Mason is nakedly attempting to manipulate the public with disingenuous commercials like that. I hope I’m not the only Hobokenite who feels my intelligence is being insulted by such ugly negative campaigning. Having just gone through a season of this kind of gaudy deception, I beg the political horde that is rushing toward the mayor’s seat to exercise some restraint in whipping us with another season of this kind of sleazy political fighting.
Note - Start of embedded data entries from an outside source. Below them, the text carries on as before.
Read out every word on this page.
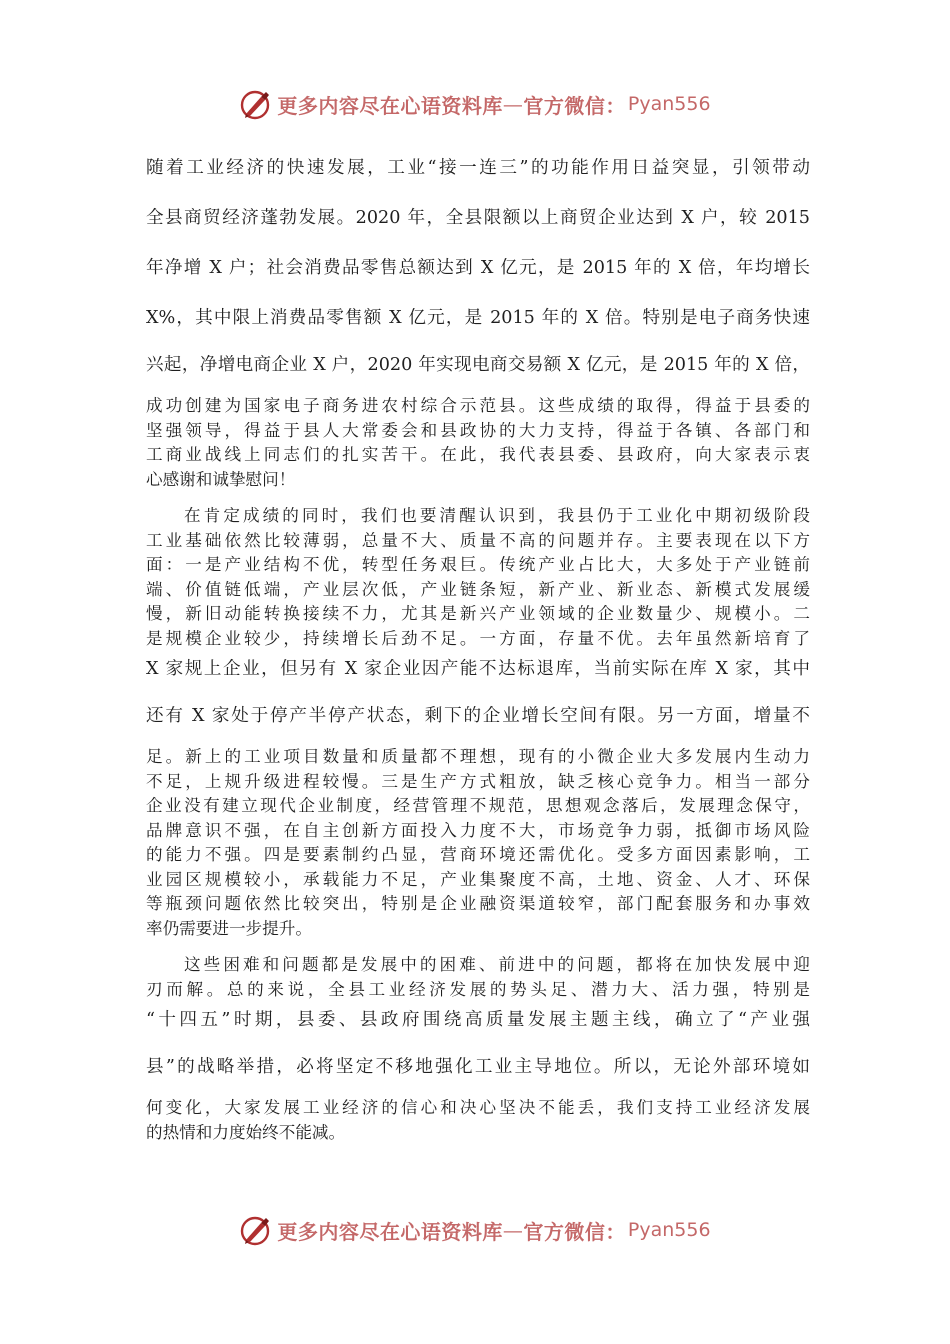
更多内容尽在心语资料库 — 官方微信： Pyan556
随着工业经济的快速发展，工业“接一连三”的功能作用日益突显，引领带动
全县商贸经济蓬勃发展。2020 年，全县限额以上商贸企业达到 X 户，较 2015
年净增 X 户；社会消费品零售总额达到 X 亿元，是 2015 年的 X 倍，年均增长
X%，其中限上消费品零售额 X 亿元，是 2015 年的 X 倍。特别是电子商务快速
兴起，净增电商企业 X 户，2020 年实现电商交易额 X 亿元，是 2015 年的 X 倍，
成功创建为国家电子商务进农村综合示范县。这些成绩的取得，得益于县委的
坚强领导，得益于县人大常委会和县政协的大力支持，得益于各镇、各部门和
工商业战线上同志们的扎实苦干。在此，我代表县委、县政府，向大家表示衷
心感谢和诚挚慰问！
在肯定成绩的同时，我们也要清醒认识到，我县仍于工业化中期初级阶段
工业基础依然比较薄弱，总量不大、质量不高的问题并存。主要表现在以下方
面：一是产业结构不优，转型任务艰巨。传统产业占比大，大多处于产业链前
端、价值链低端，产业层次低，产业链条短，新产业、新业态、新模式发展缓
慢，新旧动能转换接续不力，尤其是新兴产业领域的企业数量少、规模小。二
是规模企业较少，持续增长后劲不足。一方面，存量不优。去年虽然新培育了
X 家规上企业，但另有 X 家企业因产能不达标退库，当前实际在库 X 家，其中
还有 X 家处于停产半停产状态，剩下的企业增长空间有限。另一方面，增量不
足。新上的工业项目数量和质量都不理想，现有的小微企业大多发展内生动力
不足，上规升级进程较慢。三是生产方式粗放，缺乏核心竞争力。相当一部分
企业没有建立现代企业制度，经营管理不规范，思想观念落后，发展理念保守，
品牌意识不强，在自主创新方面投入力度不大，市场竞争力弱，抵御市场风险
的能力不强。四是要素制约凸显，营商环境还需优化。受多方面因素影响，工
业园区规模较小，承载能力不足，产业集聚度不高，土地、资金、人才、环保
等瓶颈问题依然比较突出，特别是企业融资渠道较窄，部门配套服务和办事效
率仍需要进一步提升。
这些困难和问题都是发展中的困难、前进中的问题，都将在加快发展中迎
刃而解。总的来说，全县工业经济发展的势头足、潜力大、活力强，特别是
“十四五”时期，县委、县政府围绕高质量发展主题主线，确立了“产业强
县”的战略举措，必将坚定不移地强化工业主导地位。所以，无论外部环境如
何变化，大家发展工业经济的信心和决心坚决不能丢，我们支持工业经济发展
的热情和力度始终不能减。
更多内容尽在心语资料库 — 官方微信： Pyan556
I’m sad to say that I was a supporter of the illustrious Mr. Cammarano. When I saw the debate between Cammarano and Zimmer, I was impressed by her, but I was more impressed with him. She seemed to have good intentions, but he had concrete plans based on an intimate knowledge of how city government works. I said, at the time, “He knows where the bodies are buried.” Unfortunately my metaphor was much more apt than I knew at the time. I respect Dawn Zimmer for picking up the reins after the city government collapsed as a result of Cammarano’s poor judgment. She has a dual qualification to hold the job: one by the rules of succession, and secondly by the fact that she came within a few votes of winning in the runoff against Cammarano. I welcome anyone who wants to oppose her in the election the townspeople must undergo at no fault of our own. But I urge the politicians to exercise some civility and give us a break from some of the most transparently manipulative political smear techniques. People tire of the negative campaigning after a season of it. I don’t think you’ll get the desired result if you hammer us with another two months of ugly negativity.